En pleno verano, cuando de la capital se escapan los que pueden hacia la sierra o la playa, Madrid sigue viva, entregándose al calor y a sus vecinos y visitantes con la soberbia laberíntica y la pura sencillez de una gran ciudad.

Impertérrita se alza la Puerta de Alcalá a toda temperatura, orgullosa puerta de brazos abiertos para todos. Siguen abiertos los museos, los parques, el callejeo, las tiendas, los mercados. Y quien quiere vivir Madrid, lo hace sin miedo al verano. Momento único de visitar sus bares, restaurantes, cervecerías y tabernas, y vivir la magia de sus tapas en compañía de amigos que debaten del último libro que han leído o del nuevo Gobierno por estrenar.

Para empezar el día, de mañana, hay que probar los churros o porras con chocolate caliente o café. A mediodía, con una caña, siempre las papas bravas nos auxilian en cualquier enfrentamiento dialéctico. Como también los caracoles a la madrileña, las manitas de cerdo, el pincho de tortilla española, los callos, las gallinejas (cordero con secreto), los huevos estrellados y el sagrado bocadillo de calamares.

Españolear es ir de tapas por Madrid y descubrir los boquerones en vinagre, la ensaladilla rusa (que no es rusa, la receta española es nacional de pura cepa) el jamón ibérico y los quesos autóctonos de cada provincia. Españolear por Madrid es comer cocido de verdad, ese que nutre para una semana, en el descanso de visitar sus museos y haberse pateado kilómetros de monumentos y barrios.

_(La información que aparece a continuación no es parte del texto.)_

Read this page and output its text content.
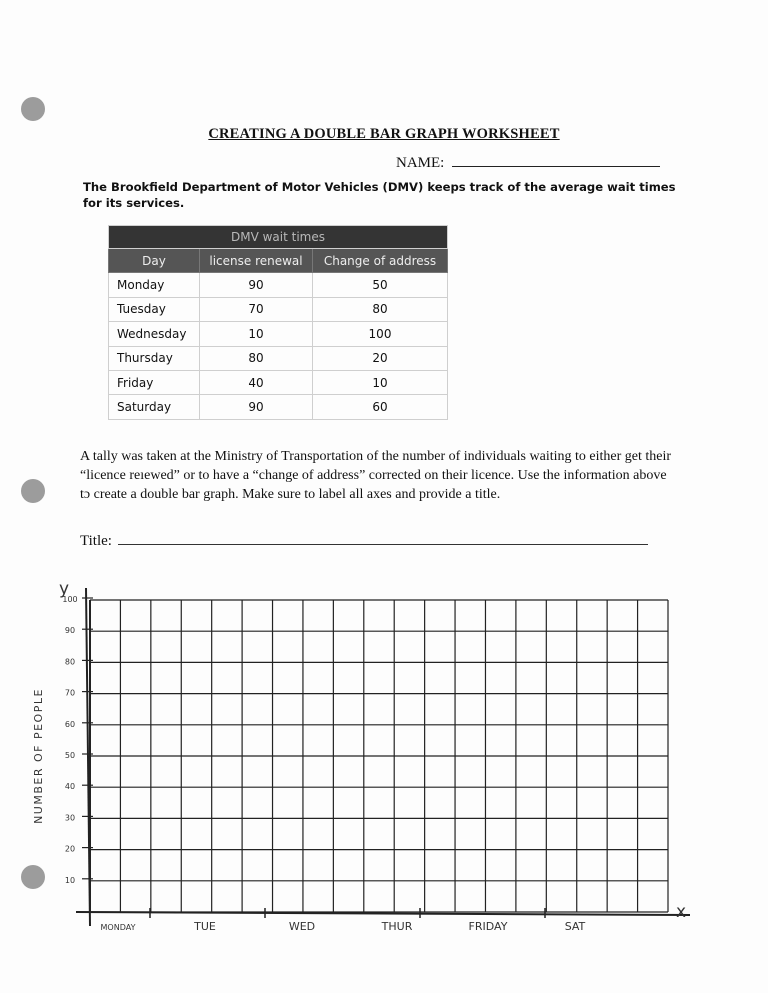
CREATING A DOUBLE BAR GRAPH WORKSHEET
NAME:
The Brookfield Department of Motor Vehicles (DMV) keeps track of the average wait times for its services.
DMV wait times		
Day	license renewal	Change of address
Monday	90	50
Tuesday	70	80
Wednesday	10	100
Thursday	80	20
Friday	40	10
Saturday	90	60
A tally was taken at the Ministry of Transportation of the number of individuals waiting to either get their “licence reıewed” or to have a “change of address” corrected on their licence. Use the information above tɔ create a double bar graph. Make sure to label all axes and provide a title.
Title:
10
20
30
40
50
60
70
80
90
100
MONDAY	TUE	WED	THUR	FRIDAY	SAT
NUMBER OF PEOPLE
y
x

Españolear, si fuera posible asentar el verbo, a lo mejor es pasear el parque de El Retiro, porque siempre hay un minuto nuestro para ser caminando sin rumbo, españoles o no, personas que viven y dejan vivir, disfrutando de un vergel y de una ciudad tan grande como íntima, tan seria como jovial.

Y ya de tarde anocheciendo, dejarse caer por sus bares de tapas, después de compras y ajetreo, buscando la muchedumbre o lo íntimo, la plaza escondida o el famoso restaurante, pues ya de noche hay otra movida pubs y terrazas en Chueca y Salamanca, en el centro y en las periferias. Pero antes, hay que darse un garbeo por Chueca (la calle Libertad tiene una oferta excelente ) y Malasaña (su calle Pez, emblemática), por la Plaza Mayor hasta la de Santa Ana, y de allí a las calles Echegaray, Huertas y Carrera de San Jerónimo, todo en un capullo. O tirar hacia Chamberí o Lavapiés (en calle Argumosa hay mucho tapeo y en dos pasos se desemboca en el Museo Reina Sofía) y tal vez hacia la Puerta del Sol, sin olvidarse de la calle Cava Baja y la zona de El Retiro. En realidad, cada espacio de Madrid, cada barrio, tiene sus rincones de tapas o comidas caseras o restaurantes de lujo. De Madrid al cielo de gastronómico es una realidad para vivirla.

Y para rematar, nunca olvidar llevarse el recuerdo de algunos caramelos de violeta: nunca tanta cursilería de azúcar y color iluminó nuestro mundo como este dulce especial, auténtico almíbar de lavanda que Madrid nos regala.